It's official. It's spring in Berlin. Need proof?
Street performers:
Sun-worshipers:
Jacket-less at night on the street, Club Mate in hand, all-smiles:
Lunch on the balcony:
See? Told ya.
Friday, March 30, 2012
Wednesday, March 28, 2012
Unerledigtes Geschäft
I've been talking to a few of my fellow expats about life in Berlin lately. Our struggles, our hopes, and everything in between. It's interesting, and sometimes infuriating, to be in this point of our lives where everything can change so drastically from one day to the next. One day we are sure we're staying, the next we're reconsidering everything. Not many of us really plan to be here permanently but we're not ready to leave either. At the same time, we're not sure how long we can stick it out without "real" jobs, without our families and friends back home, and without what feels like real life in many ways.
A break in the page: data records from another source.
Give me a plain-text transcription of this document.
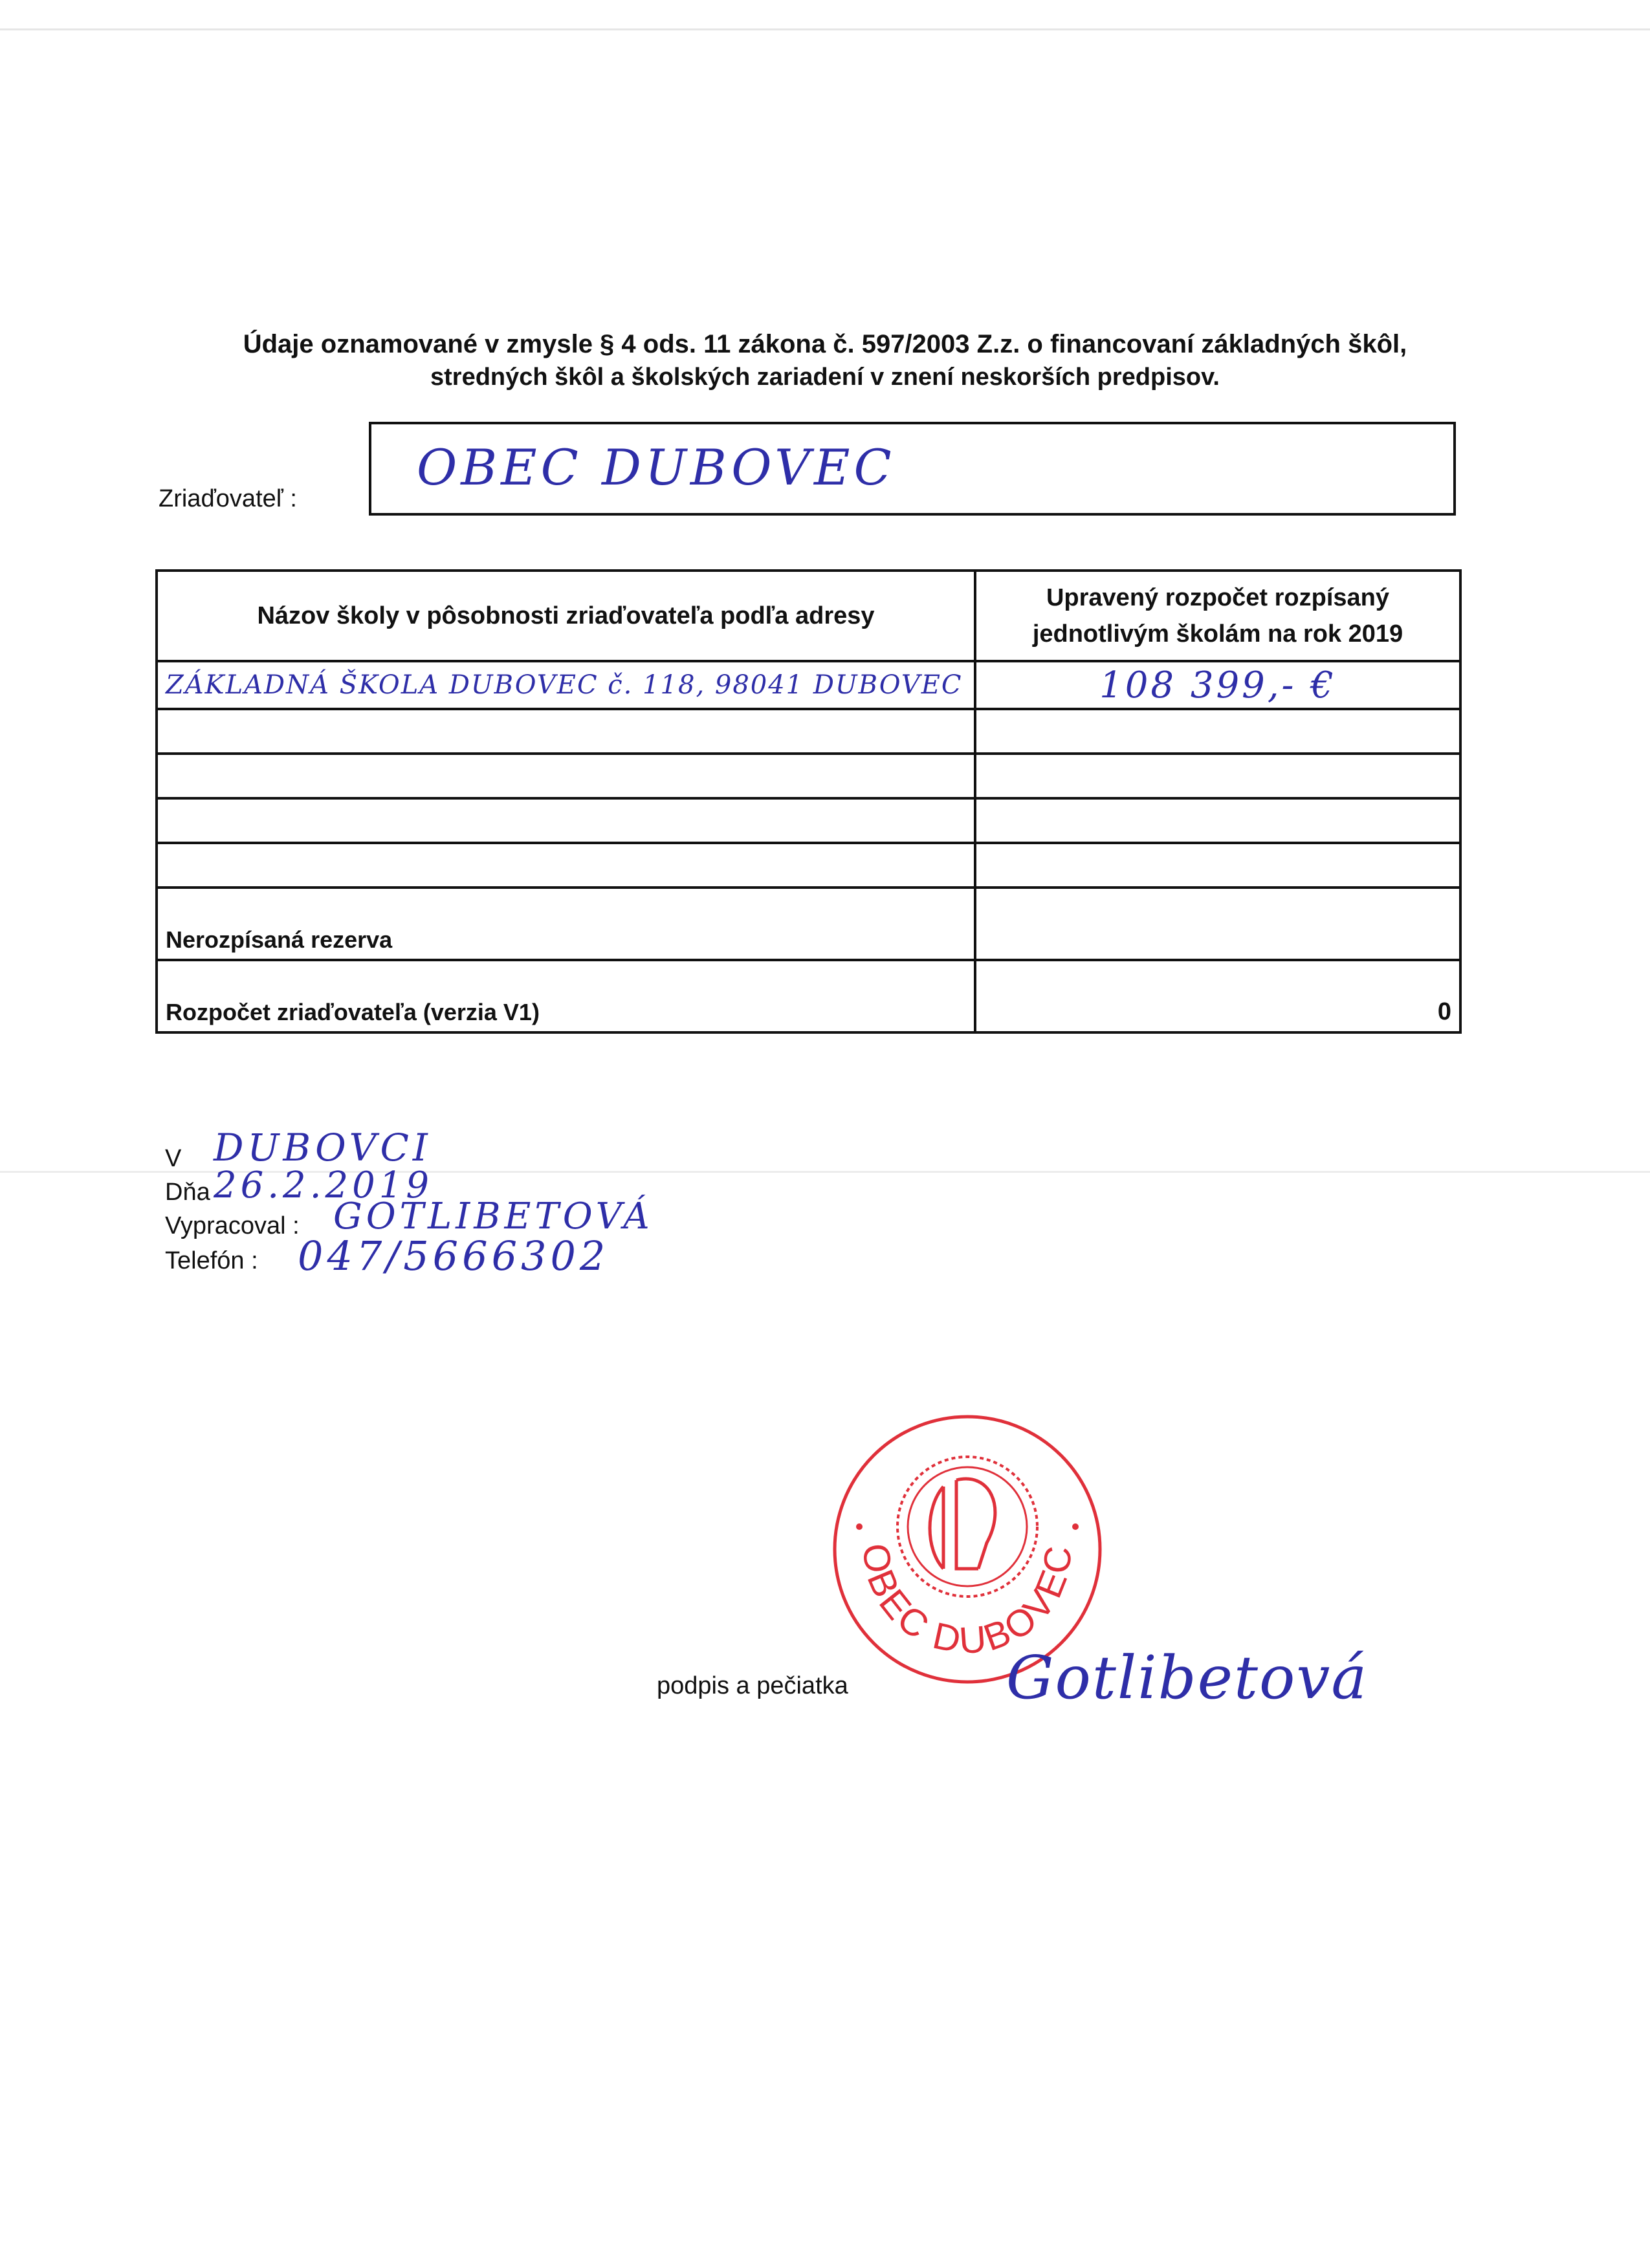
Údaje oznamované v zmysle § 4 ods. 11 zákona č. 597/2003 Z.z. o financovaní základných škôl,
stredných škôl a školských zariadení v znení neskorších predpisov.
Zriaďovateľ :
OBEC DUBOVEC
Názov školy v pôsobnosti zriaďovateľa podľa adresy	Upravený rozpočet rozpísaný jednotlivým školám na rok 2019
ZÁKLADNÁ ŠKOLA DUBOVEC č. 118, 98041 DUBOVEC	108 399,- €

Nerozpísaná rezerva	
Rozpočet zriaďovateľa (verzia V1)	0
V DUBOVCI
Dňa 26.2.2019
Vypracoval : GOTLIBETOVÁ
Telefón : 047/5666302
OBEC DUBOVEC
podpis a pečiatka	Gotlibetová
I'm not truly an expat, since I'm a German citizen, and I did just arrive in November, so in my case it's a bit too early for this discussion in any serious way. But as I anxiously await news from my biggest job prospect in Berlin, I can't deny that the thought lingers in the back of my mind.
My instinct, however, is that Berlin and I still have some unfinished business.
I'm not truly an expat, since I'm a German citizen, and I did just arrive in November, so in my case it's a bit too early for this discussion in any serious way. But as I anxiously await news from my biggest job prospect in Berlin, I can't deny that the thought lingers in the back of my mind.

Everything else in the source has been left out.